TL;DR

  • NVIDIA integrates DeepSeek's advanced Thinking Model R1 into its Inference Microservices, enhancing AI reasoning capabilities with 671 billion parameters.
  • The model employs complex thought processes such as chain-of-thought and consensus, necessitating powerful hardware for real-time performance.
  • Developers can now access a preview service, optimized for NVIDIA's architecture, to facilitate tailored AI solutions for enterprises.
  • NVIDIA aims to simplify AI deployments while prioritizing security and privacy through customizable microservices.

NVIDIA has unveiled the integration of DeepSeek’s Thinking Model R1 into its NVIDIA Inference Microservices (NIM), leveraging the model’s capacity for sophisticated reasoning.

DeepSeek-R1 isn’t about serving straightforward answers; rather, it involves a series of thought processes—chain-of-thought, consensus, and search methods—to arrive at the best response, a technique known as test-time scaling.

DeepSeek-R1, boasting 671 billion parameters, reflects a significant advancement in reasoning models. Its architecture involves a mixture-of-experts (MoE) model, using multiple experts per layer to process input context effectively.

With a large input context length of 128,000 tokens, each layer in R1 contains 256 experts, making real-time inference demanding but achievable with many GPUs. NVIDIA’s Erik Pounds points out in the announcement that this shows why models like DeepSeek-R1 need accelerated computing for agentic AI inference.

Nvidia’s NIM service essentially lets users run various AI models using its GPUs.

For developers, NVIDIA is launching a preview of DeepSeek-R1 as a NIM microservice on build.nvidia.com. By running on a single NVIDIA HGX H200 system, the service can produce up to 3,872 tokens per second, using NVIDIA’s Hopper architecture’s FP8 Transformer Engine for optimized performance.

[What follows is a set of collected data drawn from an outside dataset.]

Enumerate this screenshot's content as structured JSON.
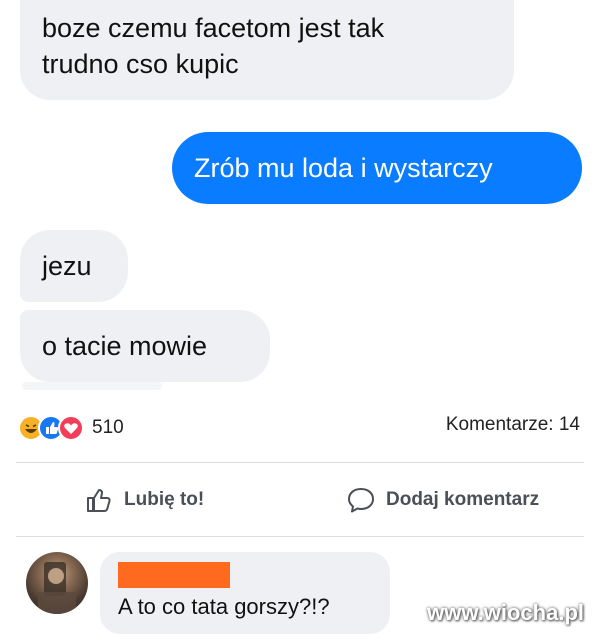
{
  "messages": [
    {
      "side": "in",
      "text_line1": "boze czemu facetom jest tak",
      "text_line2": "trudno cso kupic"
    },
    {
      "side": "out",
      "text": "Zrób mu loda i wystarczy"
    },
    {
      "side": "in",
      "text": "jezu"
    },
    {
      "side": "in",
      "text": "o tacie mowie"
    }
  ],
  "reactions": {
    "icons": [
      "haha-icon",
      "like-icon",
      "love-icon"
    ],
    "count": "510",
    "comments_label": "Komentarze: 14"
  },
  "actions": {
    "like_label": "Lubię to!",
    "comment_label": "Dodaj komentarz"
  },
  "comment": {
    "text": "A to co tata gorszy?!?"
  },
  "watermark": "www.wiocha.pl",
  "colors": {
    "outgoing_bubble": "#0a7cff",
    "incoming_bubble": "#eef0f3",
    "redaction": "#ff6a1f"
  }
}
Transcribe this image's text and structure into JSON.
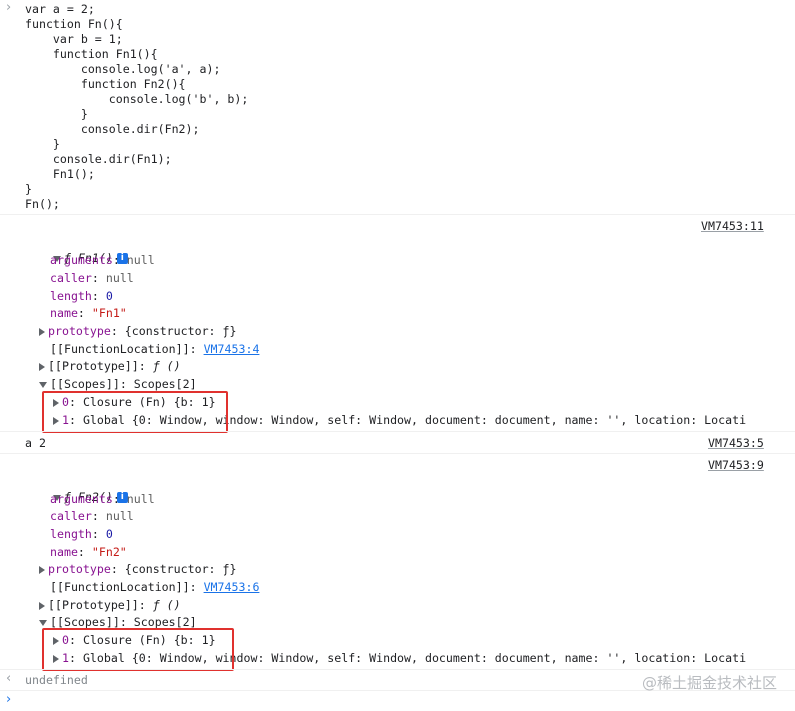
{
  "source_code": [
    "var a = 2;",
    "function Fn(){",
    "    var b = 1;",
    "    function Fn1(){",
    "        console.log('a', a);",
    "        function Fn2(){",
    "            console.log('b', b);",
    "        }",
    "        console.dir(Fn2);",
    "    }",
    "    console.dir(Fn1);",
    "    Fn1();",
    "}",
    "Fn();"
  ],
  "input_prompt_icon": "chevron-right-icon",
  "fn1_block": {
    "source_link": "VM7453:11",
    "header_f": "ƒ",
    "header_name": "Fn1()",
    "info_icon_label": "i",
    "arguments_key": "arguments",
    "arguments_val": "null",
    "caller_key": "caller",
    "caller_val": "null",
    "length_key": "length",
    "length_val": "0",
    "name_key": "name",
    "name_val": "\"Fn1\"",
    "prototype_key": "prototype",
    "prototype_val": "{constructor: ƒ}",
    "function_location_key": "[[FunctionLocation]]",
    "function_location_val": "VM7453:4",
    "proto_key": "[[Prototype]]",
    "proto_val": "ƒ ()",
    "scopes_key": "[[Scopes]]",
    "scopes_val": "Scopes[2]",
    "scope0_key": "0",
    "scope0_val": "Closure (Fn) {b: 1}",
    "scope1_key": "1",
    "scope1_val": "Global {0: Window, window: Window, self: Window, document: document, name: '', location: Locati"
  },
  "log_line": {
    "text": "a 2",
    "source_link": "VM7453:5"
  },
  "fn2_block": {
    "source_link": "VM7453:9",
    "header_f": "ƒ",
    "header_name": "Fn2()",
    "info_icon_label": "i",
    "arguments_key": "arguments",
    "arguments_val": "null",
    "caller_key": "caller",
    "caller_val": "null",
    "length_key": "length",
    "length_val": "0",
    "name_key": "name",
    "name_val": "\"Fn2\"",
    "prototype_key": "prototype",
    "prototype_val": "{constructor: ƒ}",
    "function_location_key": "[[FunctionLocation]]",
    "function_location_val": "VM7453:6",
    "proto_key": "[[Prototype]]",
    "proto_val": "ƒ ()",
    "scopes_key": "[[Scopes]]",
    "scopes_val": "Scopes[2]",
    "scope0_key": "0",
    "scope0_val": "Closure (Fn) {b: 1}",
    "scope1_key": "1",
    "scope1_val": "Global {0: Window, window: Window, self: Window, document: document, name: '', location: Locati"
  },
  "result_line": {
    "text": "undefined",
    "icon": "return-arrow-icon"
  },
  "watermark": "@稀土掘金技术社区",
  "colors": {
    "highlight_box": "#e0312e",
    "link": "#1a73e8",
    "property": "#881391",
    "string": "#c41a16"
  }
}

NVIDIA believes its Blackwell architecture will boost reasoning models further, delivering up to 20 petaflops of FP4 compute performance. This integration hopes to streamline deployments for enterprises, maintaining security and privacy on their infrastructure, with support for industry-standard APIs.

The company expects the API for DeepSeek-R1 to soon become available as downloadable NIM microservices under the NVIDIA AI Enterprise software platform.

Using tools like NVIDIA NeMo, enterprises can customize the R1 microservices for specialized applications, further illustrating NVIDIA’s commitment to facilitating advanced AI deployments on accessible and secure infrastructures.

DeepSeek is an open-sourced large language model (LLM) made by Chinese hedge fund High-Flyer, and shot to prominence just last week as mainstream media picked up on its new thinking model R1 outperforming the benchmarks of a similar offering o1 from OpenAI, while being trained at a fraction of the costs.

The native DeepSeek app that lets users talk to the model for free shot to prominence, climbing to the top of the iPhone charts in the United States, beating ChatGPT.

The Liang Wenfeng-led company has been grappling with keeping its services running with the sudden rise in popularity that have also apparently brought on cyberattacks.

Meanwhile, interfaces are rushing to integrate the R1 model. Ahead of Nvidia, Perplexity announced it had included the o1 thinking model as part of its Pro subscription, using data centers in the Western countries to address concerns of privacy and national security with DeepSeek’s own native servers based in China.